OJK: Inklusi Keuangan Harus Sehat dan Berkelanjutan

0
726

Presiden Joko Widodo meminta agar tingkat inklusi keuangan di Indonesia mencapai 90% pada tahun 2024 nanti, meningkat dari 76%, berdasarkan survei terakhir Otoritas Jasa Keuangan (OJK) tahun 2019.

Horas V.M Tarihoran, Direktur Literasi dan Edukasi Keuangan OJK mengatakan inklusi keuangan yang diharapkan oleh OJK adalah bukan inklusi keuangan yang sekedar banyak menggunakan produk dan layanan jasa keuangan.

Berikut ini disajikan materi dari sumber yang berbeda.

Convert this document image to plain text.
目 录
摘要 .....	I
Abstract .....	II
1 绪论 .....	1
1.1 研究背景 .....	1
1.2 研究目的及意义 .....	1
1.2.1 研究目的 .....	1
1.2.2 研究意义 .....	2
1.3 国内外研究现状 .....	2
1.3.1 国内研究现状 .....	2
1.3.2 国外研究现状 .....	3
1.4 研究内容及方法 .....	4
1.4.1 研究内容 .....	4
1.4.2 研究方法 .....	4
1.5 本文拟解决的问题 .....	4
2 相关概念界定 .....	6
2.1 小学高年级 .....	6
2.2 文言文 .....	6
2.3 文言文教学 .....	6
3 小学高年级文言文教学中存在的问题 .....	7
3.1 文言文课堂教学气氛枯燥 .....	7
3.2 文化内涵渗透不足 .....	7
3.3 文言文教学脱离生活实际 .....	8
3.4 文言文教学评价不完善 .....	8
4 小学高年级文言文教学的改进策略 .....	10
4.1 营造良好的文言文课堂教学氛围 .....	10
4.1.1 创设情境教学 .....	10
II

“Tetapi harus disertai dengan kondisi yang kita sebut sehat dan berkelanjutan. Dan salah satu prasyarat untuk mencapai inklusi keuangan yang sehat dan berkelanjutan adalah adanya tingkat literasi keuangan yang berkelanjutan atau tinggi,” ujar Horas dalam diskusi publik “Transformasi Digital sebagai Pendorong Pertumbuhan Literasi Keuangan” yang diadakan oleh Badan Pengembangan Keuangan Digital Kadin Indonesia (Kadin BPKD), Rabu (31/8).

Menurut Horas, tingkat inklusi keuangan yang sehat dan berkelanjutan itu tidak mungkin tercapai dengan tingkat indeks literasi keuangan yang hanya 38% (survei 2019). Secara pribadi, Horas mengatakan idealnya, dengan target inklusi 90% pada tahun 2024, tingkat literasinya harus berada di level 72%.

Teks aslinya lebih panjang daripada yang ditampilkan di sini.